Use $f(1) = a$ and $f(n) = 3f(n/2) + bn$ to show that $f(n)= a(3^m) + 2(b)(3^m) - b(2^{m+1})$. Also note that $n=2^m$
Using the recurrence relation: $f(n)= a^m (f(1)) + \sum_{i=1}^{m} (a^{m-i}(g(b^i))$ we have:
$$f(n)= 3^m(a) + \sum_{i=1}^{m} (3^{m-i}(b(2^m))$$
However I am unsure how to simplify the sum.

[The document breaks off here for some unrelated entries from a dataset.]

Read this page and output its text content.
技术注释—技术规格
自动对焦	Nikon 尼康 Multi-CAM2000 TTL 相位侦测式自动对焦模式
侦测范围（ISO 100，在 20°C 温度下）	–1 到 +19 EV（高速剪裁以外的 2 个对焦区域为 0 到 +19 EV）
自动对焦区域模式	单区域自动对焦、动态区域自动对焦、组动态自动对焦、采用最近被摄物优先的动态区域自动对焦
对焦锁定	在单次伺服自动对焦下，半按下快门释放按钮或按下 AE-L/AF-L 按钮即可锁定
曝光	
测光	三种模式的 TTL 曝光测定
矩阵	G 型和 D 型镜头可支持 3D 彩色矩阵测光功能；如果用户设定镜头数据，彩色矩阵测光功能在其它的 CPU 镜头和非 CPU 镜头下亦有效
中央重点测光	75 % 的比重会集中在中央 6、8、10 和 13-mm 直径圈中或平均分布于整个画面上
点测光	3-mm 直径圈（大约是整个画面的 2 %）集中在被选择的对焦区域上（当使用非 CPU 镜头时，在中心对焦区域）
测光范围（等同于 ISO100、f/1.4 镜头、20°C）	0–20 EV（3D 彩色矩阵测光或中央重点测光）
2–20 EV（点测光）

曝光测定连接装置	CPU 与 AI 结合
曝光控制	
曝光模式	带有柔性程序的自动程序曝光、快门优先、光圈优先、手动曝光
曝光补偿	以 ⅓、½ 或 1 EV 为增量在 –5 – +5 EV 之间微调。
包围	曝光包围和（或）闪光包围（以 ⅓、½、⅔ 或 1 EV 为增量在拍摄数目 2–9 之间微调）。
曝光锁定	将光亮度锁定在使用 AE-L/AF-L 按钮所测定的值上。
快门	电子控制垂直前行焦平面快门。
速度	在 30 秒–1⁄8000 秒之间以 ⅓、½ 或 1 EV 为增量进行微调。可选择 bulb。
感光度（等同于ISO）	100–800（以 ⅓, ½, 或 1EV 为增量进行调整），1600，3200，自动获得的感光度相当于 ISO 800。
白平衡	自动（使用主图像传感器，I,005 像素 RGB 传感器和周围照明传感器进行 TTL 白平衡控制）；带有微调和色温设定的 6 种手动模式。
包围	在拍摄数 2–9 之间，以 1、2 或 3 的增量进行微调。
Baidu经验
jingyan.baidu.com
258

Concerning your sum, notice first that the factor $b2^m$ does not depend on the index $i$, and so you can move it outside of the sum as in:
$$\sum_{i=1}^m 3^{m-i}b2^m = b2^m\sum_{i=1}^m3^{m-i}.$$
So you need only concentrate on the sum $\sum_{i=1}^m3^{m-i}$. You know that $3^{m-i} = 3^m/3^i = 3^m\cdot\left(\frac{1}{3}\right)^i$, so you can rewrite the sum as:
$$\sum_{i=1}^m3^{m-i} = 3^m\sum_{i=1}^m\left(\frac{1}{3}\right)^i.$$
You are then left with figuring out the value of $\sum_{i=1}^m\left(\frac{1}{3}\right)^i$, but this is a so-called finite geometric series, whose value you can find my plugging into the formula given (note that the formula on the wiki page starts at $i=0$).